Друг мой однажды взял несколько работ, скатал их в трубочку и поехал в Москву. Там на Крымском валу развесил их, прицепив к бельевой веревки прищепками, словно трусы или панталоны, и через два часа уехал из столицы без картин, но с деньгами. Поездки после этого стали регулярными. Он уже стал возить картины в золочёных рамах, ему уже стали звонить коллекционеры, кто-то стал заказывать сюжеты, и Сашка стал спорить и отстаивать свои взгляды и свое понимание этого мира. Хвост какой-то кометы поцеловал Сашку в темя, и он почувствовал себя неприкасаемым.
И мы сидим сейчас на его балконе, пьем пиво, я смотрю футбол, а Сашка просто балдеет в кресле.
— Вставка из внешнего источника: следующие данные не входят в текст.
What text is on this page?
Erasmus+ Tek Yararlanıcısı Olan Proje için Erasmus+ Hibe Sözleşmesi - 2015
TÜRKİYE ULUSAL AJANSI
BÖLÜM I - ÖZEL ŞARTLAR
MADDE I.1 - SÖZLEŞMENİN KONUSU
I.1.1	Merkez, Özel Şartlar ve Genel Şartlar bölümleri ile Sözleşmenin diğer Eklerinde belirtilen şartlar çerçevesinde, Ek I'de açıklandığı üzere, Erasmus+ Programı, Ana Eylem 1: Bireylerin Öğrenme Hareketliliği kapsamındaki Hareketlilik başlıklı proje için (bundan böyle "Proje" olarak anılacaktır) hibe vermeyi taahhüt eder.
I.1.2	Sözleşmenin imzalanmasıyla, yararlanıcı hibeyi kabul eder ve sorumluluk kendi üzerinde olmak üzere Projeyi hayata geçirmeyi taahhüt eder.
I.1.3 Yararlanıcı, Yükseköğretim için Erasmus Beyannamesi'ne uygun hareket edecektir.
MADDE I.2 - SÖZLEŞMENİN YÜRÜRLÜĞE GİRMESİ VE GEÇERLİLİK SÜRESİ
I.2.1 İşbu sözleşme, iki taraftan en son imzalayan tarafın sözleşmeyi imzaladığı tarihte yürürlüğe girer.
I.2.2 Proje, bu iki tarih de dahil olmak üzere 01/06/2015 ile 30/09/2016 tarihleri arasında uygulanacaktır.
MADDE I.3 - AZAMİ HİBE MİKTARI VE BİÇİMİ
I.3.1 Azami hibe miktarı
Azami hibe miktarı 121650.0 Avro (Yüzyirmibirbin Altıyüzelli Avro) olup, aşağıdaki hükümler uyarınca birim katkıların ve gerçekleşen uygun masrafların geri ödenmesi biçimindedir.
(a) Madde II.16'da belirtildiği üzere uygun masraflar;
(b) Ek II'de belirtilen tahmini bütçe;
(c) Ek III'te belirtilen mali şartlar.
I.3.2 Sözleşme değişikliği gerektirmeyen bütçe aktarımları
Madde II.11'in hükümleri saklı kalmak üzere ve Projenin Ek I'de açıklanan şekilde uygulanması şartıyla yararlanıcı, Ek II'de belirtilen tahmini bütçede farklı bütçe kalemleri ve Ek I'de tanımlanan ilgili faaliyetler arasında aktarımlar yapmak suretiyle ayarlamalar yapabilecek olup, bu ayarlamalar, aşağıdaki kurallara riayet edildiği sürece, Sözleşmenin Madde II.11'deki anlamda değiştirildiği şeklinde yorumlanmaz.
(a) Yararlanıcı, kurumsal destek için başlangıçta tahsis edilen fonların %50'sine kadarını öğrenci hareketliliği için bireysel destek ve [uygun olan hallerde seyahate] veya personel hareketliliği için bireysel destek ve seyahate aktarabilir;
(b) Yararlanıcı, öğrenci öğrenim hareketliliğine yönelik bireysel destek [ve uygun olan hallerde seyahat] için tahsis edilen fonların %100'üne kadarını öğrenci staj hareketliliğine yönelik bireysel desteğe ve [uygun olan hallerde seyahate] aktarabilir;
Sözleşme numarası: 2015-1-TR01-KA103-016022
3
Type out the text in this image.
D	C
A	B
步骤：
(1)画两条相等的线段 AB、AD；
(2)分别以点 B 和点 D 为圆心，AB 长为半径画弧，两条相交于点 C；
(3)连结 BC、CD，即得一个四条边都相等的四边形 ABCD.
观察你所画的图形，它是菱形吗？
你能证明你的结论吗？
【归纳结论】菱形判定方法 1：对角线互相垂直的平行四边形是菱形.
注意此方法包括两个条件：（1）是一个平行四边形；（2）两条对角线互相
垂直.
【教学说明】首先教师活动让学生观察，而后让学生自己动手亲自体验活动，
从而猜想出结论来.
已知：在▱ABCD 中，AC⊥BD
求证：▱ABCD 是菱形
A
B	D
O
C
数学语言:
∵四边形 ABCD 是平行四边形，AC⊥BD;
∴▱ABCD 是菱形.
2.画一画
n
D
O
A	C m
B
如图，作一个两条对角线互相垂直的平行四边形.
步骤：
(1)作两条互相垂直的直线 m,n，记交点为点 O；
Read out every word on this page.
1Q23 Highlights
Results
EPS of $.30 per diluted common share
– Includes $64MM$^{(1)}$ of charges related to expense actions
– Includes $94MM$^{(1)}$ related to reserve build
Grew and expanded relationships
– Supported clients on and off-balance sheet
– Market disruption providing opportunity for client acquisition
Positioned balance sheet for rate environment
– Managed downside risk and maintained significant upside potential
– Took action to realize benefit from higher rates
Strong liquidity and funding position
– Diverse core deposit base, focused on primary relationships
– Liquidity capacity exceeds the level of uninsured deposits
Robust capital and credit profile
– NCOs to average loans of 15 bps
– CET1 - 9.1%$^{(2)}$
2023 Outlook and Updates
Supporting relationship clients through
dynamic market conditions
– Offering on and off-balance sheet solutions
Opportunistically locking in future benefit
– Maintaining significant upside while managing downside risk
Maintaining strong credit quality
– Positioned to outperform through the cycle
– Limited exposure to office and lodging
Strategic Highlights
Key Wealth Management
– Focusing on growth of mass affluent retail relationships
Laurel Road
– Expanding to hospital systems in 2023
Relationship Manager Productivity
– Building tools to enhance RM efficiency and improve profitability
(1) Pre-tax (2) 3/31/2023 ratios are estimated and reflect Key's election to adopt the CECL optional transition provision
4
Он, скорее всего, ни о чем не думает, да и о чем думать-то, если денег полно. Эх, Сашка, Сашка! Эх, дурак, дурак, ведь все пройдет, ведь все понарошку, несерьезно, ведь все – игра!
Глава вторая. Дашков –1
Надо прогрунтовать холст. Хватит пить пиво, тупо смотреть на Яна и соображать, о чем думает наш философ. Смешной он. И имя у него смешное, если разобраться, и сам-то он непонятно кто такой. Насмешник, нахлебник, нахаленок, ненавистник, нумизмат… О, Господи, причём здесь нумизмат? Хотя мат в его философских исканиях надо признать, иногда присутствует. Ничего не скажешь, повезло ему с родословной: бабки – одна полька, другая немка; деды – один еврей, другой русский цыган; мама – естественно еврейка, а отец, почему-то просто цыган, с доставшейся от деда фамилией Садкевич-Валбенков. Поэтому, видимо, и сидит он так красиво, цинично поглядывая, как мутузят друг друга наши юные футболисты. Надо мне с него портрет написать. Только обязательно с каким-нибудь вывертом, как-то надо «прилепить» его к собственному имени. Имя свое Ян получил при рождении, а вот фамилию и национальность взял у матушки, при получении паспорта в шестнадцать. Отец к тому времени уже умер, а сам Нужный на вопрос: «Почему?», – неизменно отвечал, то ли шутя, то ли всерьез: «Скажешь – цыган, подумают – конокрад; скажешь – еврей – подумают – умный. Что поделаешь, у большинства людей всегда было трафаретное мышление. Так что из двух зол я выбрал более нужное». Но самое смешное, что наш Ян, по жизни, был абсолютно никому не нужен. Дурак он, а не Нужный! Всё у него «хи-хи, ха-ха»! То он токарь, то ученик повара, то автор программ на городском «TV», то дворник, то вахтер в Доме Культуры и все твердит: «Я хочу быть полезным для общества». Вот и договорился, и дофилософствовался, – хватанул инсульт. Теперь сидит, и мир созерцает, хотя башка варит по-прежнему, не отнять.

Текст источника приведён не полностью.